Photo: Flickr via suckamc
Today’s U.S. foreclosure market report from RealtyTrac showed a major uptick in foreclosure activity in nearly half the country.This could mean bad news for millions of Americans who’ve been enjoying something of a paid stay-cation amidst record-long foreclosure review periods.
As we’ve previously reported, a staggering 40 per cent of homeowners in default on their mortgages have waited as many as two years for banks to slog through the foreclosure process.
A lot of that had to do with the fact that a handful of the country’s largest lenders were wrapped up in a massive robo-signing class action suit. Now that the suit’s finally been settled, consumers should expect foreclosures to start revving up big time.

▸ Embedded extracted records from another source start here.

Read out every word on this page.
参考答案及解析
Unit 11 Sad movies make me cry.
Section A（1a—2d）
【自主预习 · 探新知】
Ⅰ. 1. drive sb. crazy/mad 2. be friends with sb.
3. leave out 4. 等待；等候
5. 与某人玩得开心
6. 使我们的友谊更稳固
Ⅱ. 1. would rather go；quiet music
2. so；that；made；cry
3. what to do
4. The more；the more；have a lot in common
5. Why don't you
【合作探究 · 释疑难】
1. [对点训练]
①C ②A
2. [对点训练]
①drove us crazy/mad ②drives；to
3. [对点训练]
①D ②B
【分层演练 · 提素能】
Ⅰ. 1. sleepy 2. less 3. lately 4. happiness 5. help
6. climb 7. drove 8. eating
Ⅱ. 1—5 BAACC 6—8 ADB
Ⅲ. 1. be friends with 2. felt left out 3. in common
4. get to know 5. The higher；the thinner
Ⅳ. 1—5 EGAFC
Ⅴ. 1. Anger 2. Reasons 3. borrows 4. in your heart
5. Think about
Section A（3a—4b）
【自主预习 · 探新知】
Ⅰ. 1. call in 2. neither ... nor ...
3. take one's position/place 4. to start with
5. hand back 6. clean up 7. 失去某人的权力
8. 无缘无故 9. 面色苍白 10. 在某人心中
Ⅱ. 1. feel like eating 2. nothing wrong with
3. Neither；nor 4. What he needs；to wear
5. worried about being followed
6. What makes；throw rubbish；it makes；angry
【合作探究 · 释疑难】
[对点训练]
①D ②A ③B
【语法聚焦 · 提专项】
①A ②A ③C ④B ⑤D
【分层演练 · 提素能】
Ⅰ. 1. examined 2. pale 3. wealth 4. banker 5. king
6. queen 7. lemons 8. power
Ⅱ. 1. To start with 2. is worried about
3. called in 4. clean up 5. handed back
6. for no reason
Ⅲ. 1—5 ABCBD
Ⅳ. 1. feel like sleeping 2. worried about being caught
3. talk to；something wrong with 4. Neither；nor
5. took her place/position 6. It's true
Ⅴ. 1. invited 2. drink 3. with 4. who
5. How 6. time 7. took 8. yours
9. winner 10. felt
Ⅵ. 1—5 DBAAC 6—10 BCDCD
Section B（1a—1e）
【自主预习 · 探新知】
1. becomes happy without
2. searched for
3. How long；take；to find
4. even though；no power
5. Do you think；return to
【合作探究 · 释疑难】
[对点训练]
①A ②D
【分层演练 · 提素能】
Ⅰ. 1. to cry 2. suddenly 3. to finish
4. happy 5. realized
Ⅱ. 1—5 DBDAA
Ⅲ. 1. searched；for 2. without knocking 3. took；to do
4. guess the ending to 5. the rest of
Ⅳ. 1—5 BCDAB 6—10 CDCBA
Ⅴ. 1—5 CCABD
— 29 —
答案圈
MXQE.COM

“February’s numbers point to a gradually rising foreclosure tide as some of the barriers that have been holding back foreclosures are removed,” said Brandon Moore, CEO of RealtyTrac. “The foreclosure and mortgage settlement filed in court earlier this week will help pave the way to a properly functioning foreclosure process by providing a clear roadmap for necessary foreclosures.”
As Moore points out, states with the biggest spikes in foreclosures last month were finally getting around to clearing a massive backlog of cases as old as 18 months.
According to the report, the 26 states that have a fine-tuned foreclosure process in place saw a 2 per cent increase in foreclosure activity in January and a 24 per cent jump from the same month a year ago. States without a judicial foreclosure process saw declines of 5 per cent from January and a 23 per cent drop from the same period last year.
Under the $25 billion mortgage settlement, $1.5 billion will be returned to about 750,000 homeowners. Banks also agreed help modify more loans and allow some underwater borrowers (those who owe more than their homes are worth) to refinance at today’s interest rates.